According to a source in the Talmud, he summoned the Israelites and asked them to assist him. He took a basket and a rake and started to make mortar for bricks. Whoever saw the king doing so followed suit, and in very little time all the Israelites were zealously making bricks just like their king.

As the day progressed and evening approached, Pharaoh suddenly set taskmasters over the Israelites and commanded them to count the bricks. He then ordered them to produce the same quota every day (Sota 11: A).

Pharaoh surmised that the way to entrap the Israelites was to play upon their desire for acceptance. They’d already been targeted and maligned in a propaganda campaign initiated by Pharaoh himself, who claimed the Israelites – descendants of the beloved Joseph, whose memory was still revered in Egypt – were becoming too powerful (Exodus 1:9, 10).
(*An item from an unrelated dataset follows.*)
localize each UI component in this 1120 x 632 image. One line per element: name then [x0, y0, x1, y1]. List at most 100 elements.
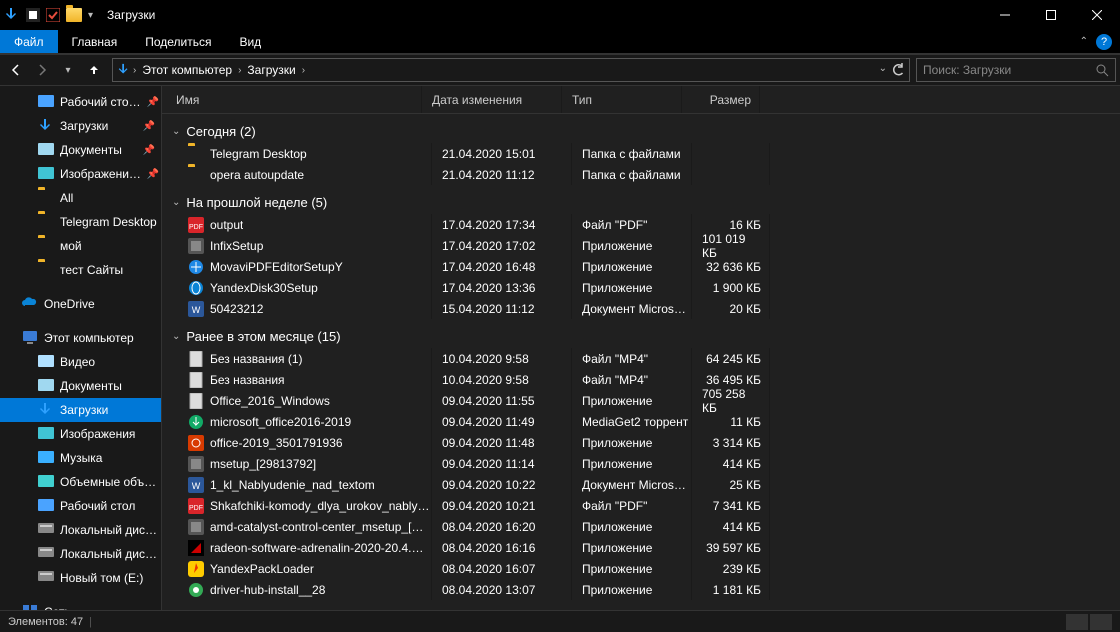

Now his plan was to have the Israelites view this imposed workload as an opportunity to debunk the propaganda and charges of disloyalty.

The Talmudic sage Rabbi Elazar states that the biblical word used in reference to the bitter persecution of the Israelites, b’farech (Exodus 1:13) can also be read as b’feh rach, meaning a “soft approach” and implying the tact used by the cunning Egyptian king in dealing with the Israelites. It was the soft approach that made slaves of the Israelites.

The soft approach has been used time and again throughout Jewish history by those whose motives were less than pure. To cite just a few examples:

· Achashveirosh invited the Jews of Shushan to his feast and eventually became a partner to Haman’s diabolical plans.

· The Roman emperor Hadrian initially promised to rebuild the Temple of Jerusalem but eventually persecuted the Jews and provoked the Bar Kochba revolt.

· The king of Portugal initially accepted Jews fleeing neighboring Spain following the expulsion of 1492, only to order their expulsion five years later, along with the eventual imposition of an inquisition.

· The French emperor Napoleon Bonaparte broke down ghetto walls and offered Jews emancipation in order to assimilate them.

· Soviet revolutionary leader Vladimir Lenin initially spoke of equality but Russian Jews actually experienced a new nightmare, that of Soviet anti-Semitism.

· In the 1920’s, Wiemar Germany offered democracy but in the long run provided fertile ground for false hopes in pre-Nazi Germany.

Sometimes, the greatest danger to the Jews comes not from those who brandish swords, but from those who lull them into a false sense of security. When one knows who the enemy is and from where he’s coming, one can be alert to the dangers and prepare accordingly.